11 巴勒对巴兰说: "你向我作的是什么事呢?我领你来咒诅我的仇敌, 你反倒给他们祝福。"

12 巴兰回答, 说: "耶和华传给我的话, 我怎能不谨慎说呢?"

13 巴勒对巴兰说: "请你与我到另一个地方去, 从那里你可以看见他们; 不过你不能看见他们全部, 只能看见他们边界的一部分; 在那里你要为我咒诅他们。"

14 于是巴勒带巴兰到了琐腓田, 上了毗斯迦山顶, 筑了七座祭坛, 在每座祭坛上献了一头公牛和一只公绵羊。

15 巴兰对巴勒说: "你要在这里站在你的燔祭旁边, 等我到那边去迎见耶和华。"

16 耶和华见了巴兰, 把话传给他, 说: "你回到巴勒那里去, 要这样这样说。"

17 巴兰回到巴勒那里, 见他站在自己的燔祭旁边, 摩押的领袖也与他在那里。巴勒问巴兰: "耶和华说了什么话呢?"

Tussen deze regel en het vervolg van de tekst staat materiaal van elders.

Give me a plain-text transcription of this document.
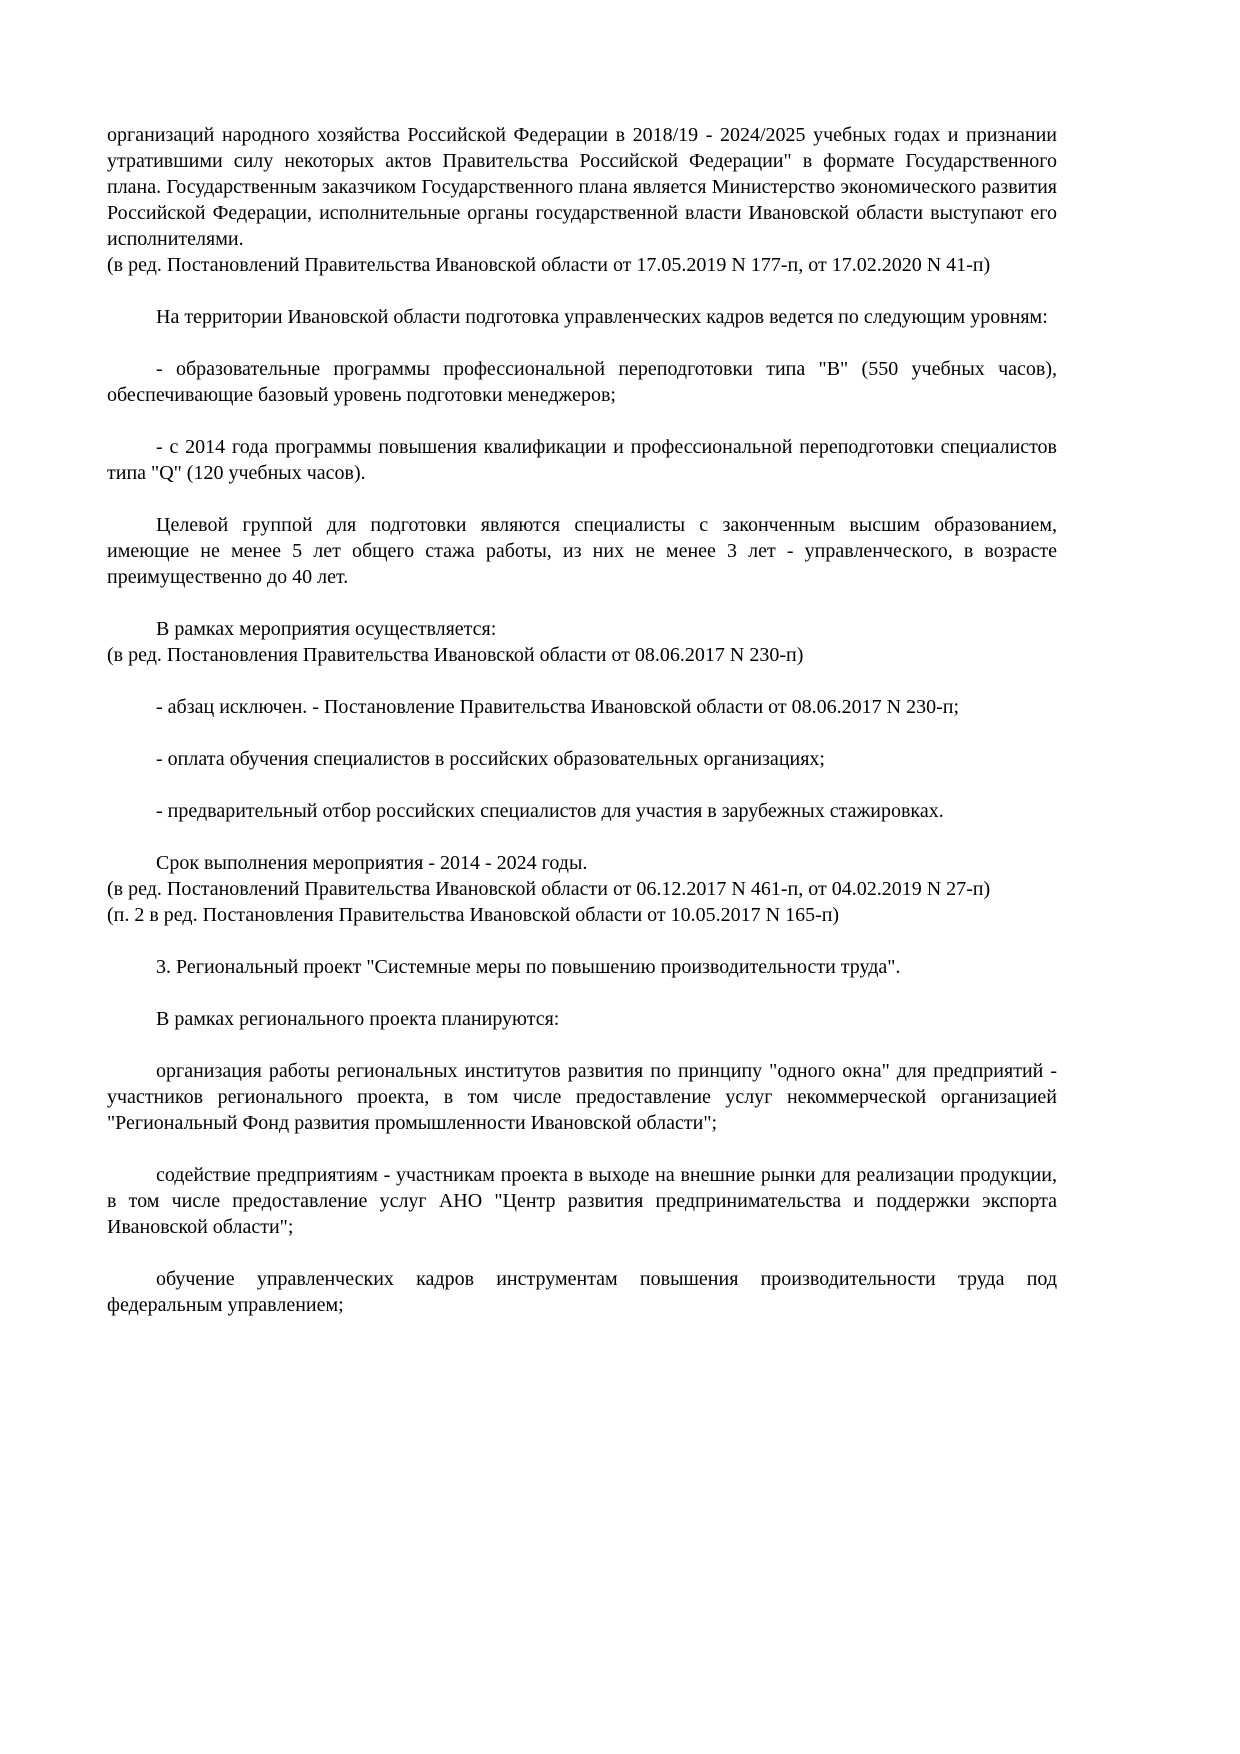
организаций народного хозяйства Российской Федерации в 2018/19 - 2024/2025 учебных годах и признании утратившими силу некоторых актов Правительства Российской Федерации" в формате Государственного плана. Государственным заказчиком Государственного плана является Министерство экономического развития Российской Федерации, исполнительные органы государственной власти Ивановской области выступают его исполнителями.

(в ред. Постановлений Правительства Ивановской области от 17.05.2019 N 177-п, от 17.02.2020 N 41-п)

На территории Ивановской области подготовка управленческих кадров ведется по следующим уровням:

- образовательные программы профессиональной переподготовки типа "B" (550 учебных часов), обеспечивающие базовый уровень подготовки менеджеров;

- с 2014 года программы повышения квалификации и профессиональной переподготовки специалистов типа "Q" (120 учебных часов).

Целевой группой для подготовки являются специалисты с законченным высшим образованием, имеющие не менее 5 лет общего стажа работы, из них не менее 3 лет - управленческого, в возрасте преимущественно до 40 лет.

В рамках мероприятия осуществляется:

(в ред. Постановления Правительства Ивановской области от 08.06.2017 N 230-п)

- абзац исключен. - Постановление Правительства Ивановской области от 08.06.2017 N 230-п;

- оплата обучения специалистов в российских образовательных организациях;

- предварительный отбор российских специалистов для участия в зарубежных стажировках.

Срок выполнения мероприятия - 2014 - 2024 годы.

(в ред. Постановлений Правительства Ивановской области от 06.12.2017 N 461-п, от 04.02.2019 N 27-п)

(п. 2 в ред. Постановления Правительства Ивановской области от 10.05.2017 N 165-п)

3. Региональный проект "Системные меры по повышению производительности труда".

В рамках регионального проекта планируются:

организация работы региональных институтов развития по принципу "одного окна" для предприятий - участников регионального проекта, в том числе предоставление услуг некоммерческой организацией "Региональный Фонд развития промышленности Ивановской области";

содействие предприятиям - участникам проекта в выходе на внешние рынки для реализации продукции, в том числе предоставление услуг АНО "Центр развития предпринимательства и поддержки экспорта Ивановской области";

обучение управленческих кадров инструментам повышения производительности труда под федеральным управлением;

18 巴兰作歌, 说: "巴勒啊, 要起来听; 西拨的儿子啊, 侧耳听我。

19 神不是人, 必不致说谎, 也不是人子, 必不致后悔。他说话, 怎能不作?他发言, 怎能不作成?

20 我奉命来祝福; 神要赐福, 我不能改变。

21 在雅各中不见罪孽, 在以色列中也不见患难; 耶和华他们的 神与他们同在, 有君王欢呼的声音在他们中间。

22 领他们出埃及的 神, 对他们有如野牛的角。

23 在雅各中没有观兆的, 在以色列中也没有占卜; 到了适当的时候, 必有话对雅各和以色列说: ‘ 神为他们行了何等的大事! ’

24 这民族起来有如母狮, 挺身好像公狮; 不吃下猎物, 不喝被杀的人的血, 决不卧下。"

25 巴勒对巴兰说: "你一点不要咒诅他们, 也不要祝福他们。"

26 巴兰回答巴勒说: "我不是告诉过你说: ‘耶和华吩咐我的, 我都必要遵行’吗?"

27 巴勒对巴兰说: "你来, 我领你到另一个地方去, 或者 神喜欢你, 你就可以在那里为我咒诅他们。"

28 于是, 巴勒领巴兰到了俯视旷野的毗珥山顶去。

29 巴兰对巴勒说: "你要在这里给我筑七座祭坛, 也要为我预备七头公牛和七只公绵羊。"

30 巴勒就照着巴兰所说的行了, 在每座祭坛上, 献上一头公牛和一只公绵羊。